TIFF Review: ‘Spencer’ Dramatizes a Fairy Tale Turned Nightmare, and You Don’t Have to be Royalty to Relate

November 1, 2021Ben MK

If anyone knows about the general public's fascination with celebrities and their private lives, it's Kristen Stewart. Ever since her breakout role as Bella Swan in the Twilight series, Stewart has been a favorite of the paparazzi, whose photos have helped chart the actress' transformation from relatively unknown child actor to both mainstream movie star and art house darling. It's an experience that was all too familiar to the one and only Princess Diana as well. And, as such, it's only fitting that Stewart's latest role has her playing the People's Princess herself, in director Pablo Larraín's "fable from a true tragedy."

Set a decade into Diana's highly publicized and tumultuous marriage to Prince Charles (Jack Farthing), the film follows the Princess of Wales over a three-day period, from Christmas to Boxing Day 1991. The occasion is the Royal Family's annual Christmas get-together at Sandringham Estate, but having opted to act as her own chauffeur, Diana has managed to get herself lost, only to be found by Royal chef Darren (Sean Harris). When she finally does make it to the Queen's Norfolk residence, Diana's happy reunion with her two boys, William (Jack Nielen) and Harry (Freddie Spry), is quickly interrupted by the need for her to participate in a Royal tradition that stirs up her discomfort surrounding her Bulimia. And over the course of the next 72 hours, we watch as Diana suffers her way through the rest of the holiday's carefully planned events, plagued by visions of the ill-fated Anne Boleyn (Amy Manson) and finding her only solace in a sympathetic maid named Maggie (Sally Hawkins).

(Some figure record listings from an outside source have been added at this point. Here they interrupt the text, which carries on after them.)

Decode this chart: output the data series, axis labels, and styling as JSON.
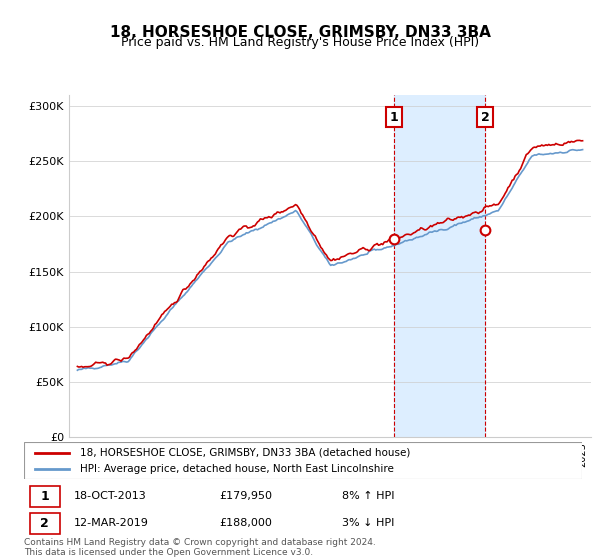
{
  "title": "18, HORSESHOE CLOSE, GRIMSBY, DN33 3BA",
  "subtitle": "Price paid vs. HM Land Registry's House Price Index (HPI)",
  "legend_line1": "18, HORSESHOE CLOSE, GRIMSBY, DN33 3BA (detached house)",
  "legend_line2": "HPI: Average price, detached house, North East Lincolnshire",
  "note1_num": "1",
  "note1_date": "18-OCT-2013",
  "note1_price": "£179,950",
  "note1_hpi": "8% ↑ HPI",
  "note2_num": "2",
  "note2_date": "12-MAR-2019",
  "note2_price": "£188,000",
  "note2_hpi": "3% ↓ HPI",
  "footer": "Contains HM Land Registry data © Crown copyright and database right 2024.\nThis data is licensed under the Open Government Licence v3.0.",
  "red_color": "#cc0000",
  "blue_color": "#6699cc",
  "shade_color": "#ddeeff",
  "marker1_x": 2013.8,
  "marker2_x": 2019.2,
  "ylim_min": 0,
  "ylim_max": 310000,
  "xlim_min": 1994.5,
  "xlim_max": 2025.5
}
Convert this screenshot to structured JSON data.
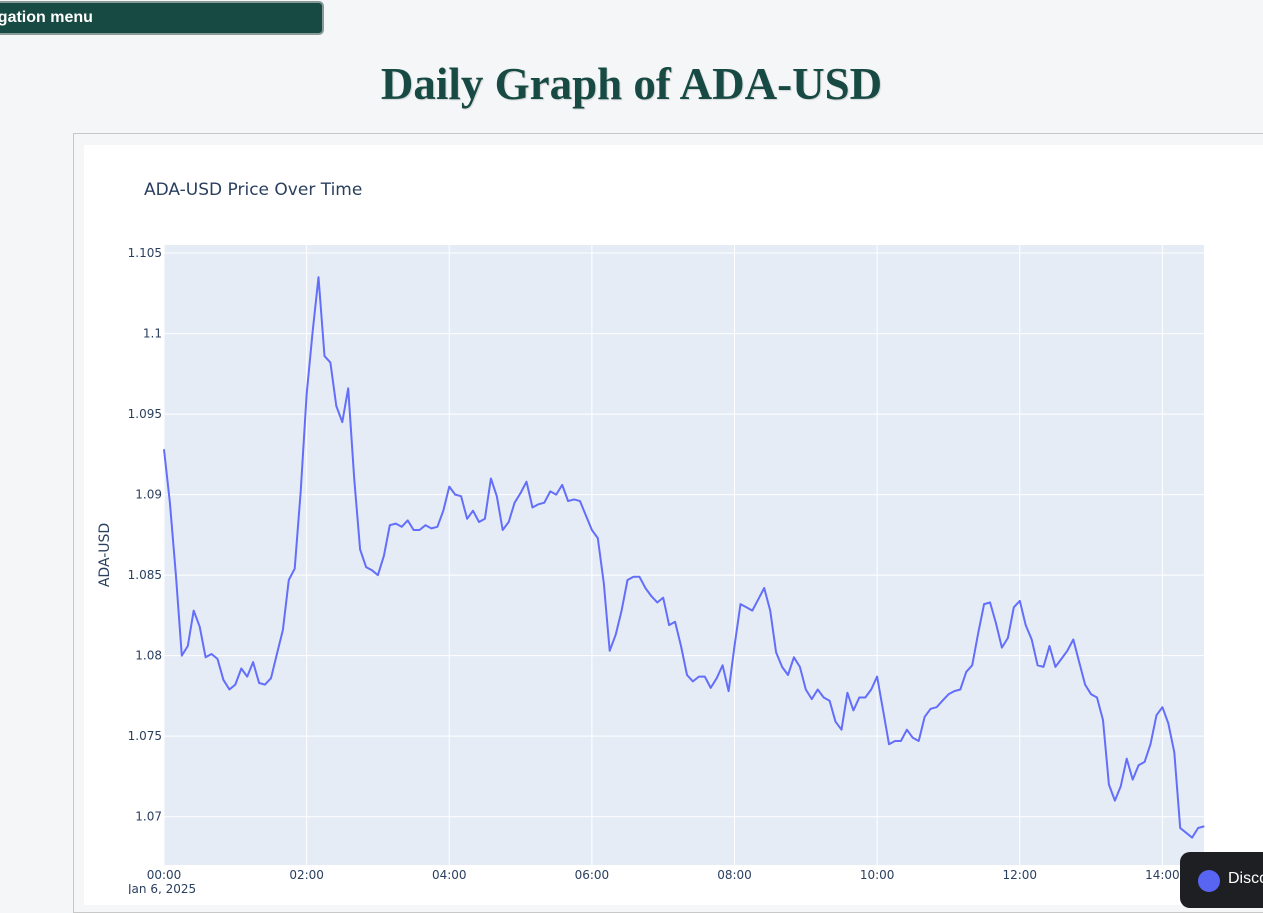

It all adds up to a portrait of Diana that parallels Larraín's 2016 portrait of Jacqueline Kennedy. But while Jackie was about one woman's struggle with grief in the wake of her husband's death, Spencer is about one woman's struggle with the grief she feels about her own life. Suffice to say, it's territory that both Larraín and Stewart are well-versed in, based on their respective filmographies. More importantly, it's subject matter everyone can relate to, whether you're real-life royalty, Hollywood royalty, or just someone watching the drama unfold in a movie theater.

Spencer screened under the Special Events programme at the 2021 Toronto International Film Festival and is in theaters November 5th. Its runtime is 1 hr. 51 min.